Não dá para fugir do assunto, pois ele é um dos poucos que – guardadas as devidas proporções – está rondando e atacando clubes do futebol catarinense, tanto quanto no cenário nacional. Me refiro a tal SAF – Sociedade Anônima do Futebol – que não hesita em acabar com a cultura do futebol, para atender aos interesses, nem sempre da entidade social, mas quase sempre de quem faz do futebol uma fonte de renda ou um elevador para alcançar seus interesses pessoais e econômicos.

Tem um clube em crise? Anuncia uma SAF como a salvação, procedimento imediatista que tem transformado o novo sistema administrativo, no vilão do futebol. Tudo fruto do caminho que os desesperados estão usando: apresentando soluções fáceis para problemas complexos.

A realidade

Uma entidade social, sem fins lucrativos virar SAF não é o problema. A crise a ser enfrentada pela SAF não foi (ainda) criada por ela. O novo e salvador modelo, da forma como está sendo aplicado, sai de uma crise e pode estar entrando em outra, muito pior.

O perigo está na ilusão que se cria nessa transformação jurídica de um clube. Os problemas não desaparecem da noite para o dia, eles apenas mudam de endereço jurídico e passam a exigir na SA, o que não se tinha na associação: competência administrativa para buscar os recursos ou para gerir a forma de eliminar as dívidas.

O que se passa na administração de uma associação, não é diferente do que ocorre dentro do campo. Até nos resultados os dois lados são absolutamente iguais. Não tem mágica, não tem milagre, para gerenciar o clube, ou para o time ganhar uma partida. Nos dois sistemas há uma necessidade coletiva de gerenciamento, de aproveitamento, de preparação e de acertos. E quando aparecem os erros, qualquer dos lados, ou ambos, sofrem as consequências.

Logo, é preciso lembrar que se não houver uma gestão profissional qualificada, uma governança com responsabilidade, a estrutura – seja ela qual for – fracassa.

Inversão dos valores

Mesmo que se deva estabelecer as indiscutíveis diferenças, os clubes mais competitivos do futebol operam com um sistema administrativo que copia uma empresa. A tão citada e pouco usada “compliance” que exige responsabilidade dos administradores, normalmente é jogada na lixeira mais próxima da mesa de quem assume o poder.

O resumo da ópera diz que nossa lógica está invertida. No Brasil, muitas vezes debatemos o modelo jurídico antes mesmo de saber quem vai gerir e quais regras serão usadas para o compromisso institucional.

Transformar uma associação em SAF não pode representar uma fuga do passado. Ela tem que ser uma escolha do futuro.

Aliás, neste item, é preciso lembrar que uma SAF deve ter compromissos para com a proteção do patrimônio material e imaterial do clube, sua marca, sua história, sua identidade e o indispensável vínculo com sua torcida.

Quem abdicar dessas normas para aplicar o velho sistema do improviso brasileiro estará cometendo uma agressão à história da associação.

Criar uma SAF como rótulo e usar as práticas antigas não vai eliminar, apenas aumentar os problemas.

Em SC

Quem gosta do assunto deve se aprofundar na avaliação dos sistemas já aplicados.
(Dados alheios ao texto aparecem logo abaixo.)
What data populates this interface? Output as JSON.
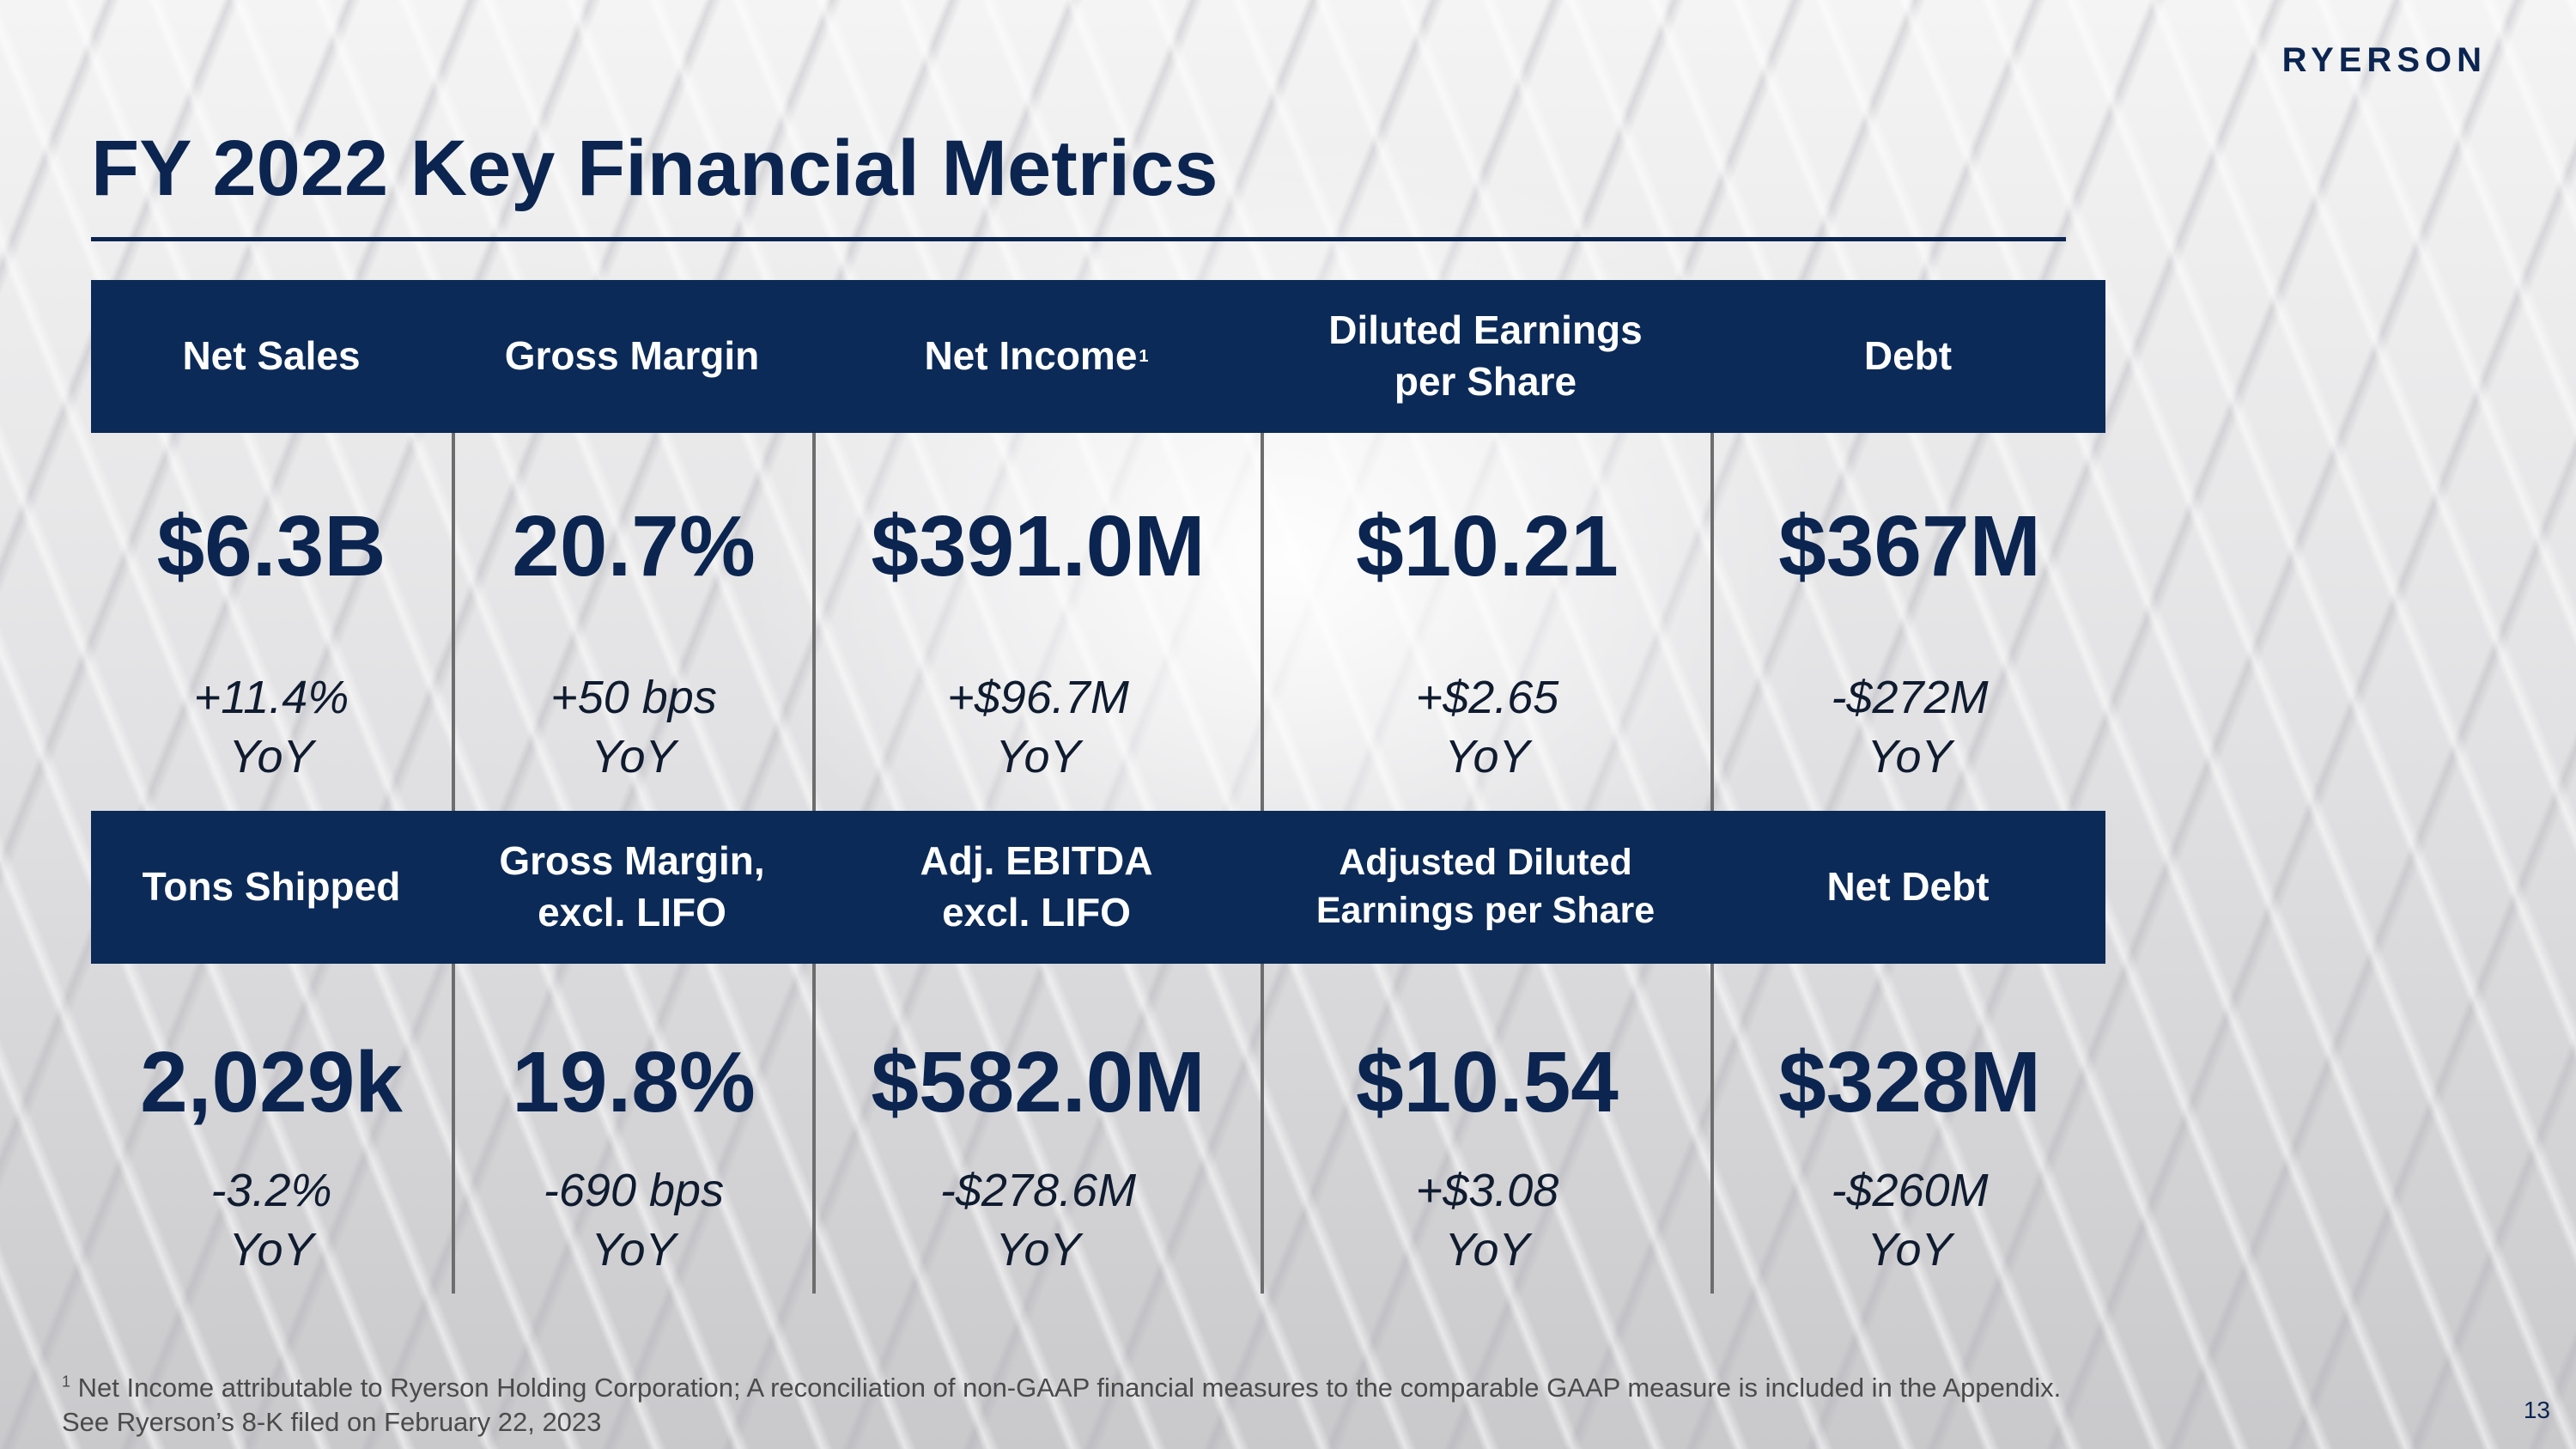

No futebol catarinense temos registradas nove SAFs: Atlético Hermann Aichinger (Ibirama/inativo), Blumenau, Hercílio Luz, Inter de Lages, Tubarão, Brusque, Figueirense, Camboriú e Concórdia.

Já o Barra (Balneário Camboriú), Guarani (Palhoça) Jaraguá (Jaraguá do Sul) e Imbituba (Imbituba) operam no sistema de Companhia Limitada (LTDA).

No Brasil

Em nível nacional já passamos de 100. O Red Bull Bragantino é pioneiro como clube-empresa, antes mesmo da criação das SAFs. Os principais em competições nacionais são: Atlético (MG), Bahia, Botafogo, Cruzeiro, Fortaleza, Vasco da Gama, Fluminense, Athletico PR, Coritiba, América (MG), Atlético (GO), Cuiabá, Novo Horizontino, Ferroviária (SP), Athletic Club (MG), Amazonas, Botafogo (SP) e Botafogo (PB).

Com a recente Reforma Tributária que penalizou os clubes associativos com cargas superiores, tornando as SAFs mais vantajosas, quem ainda não mudou está de olho nelas.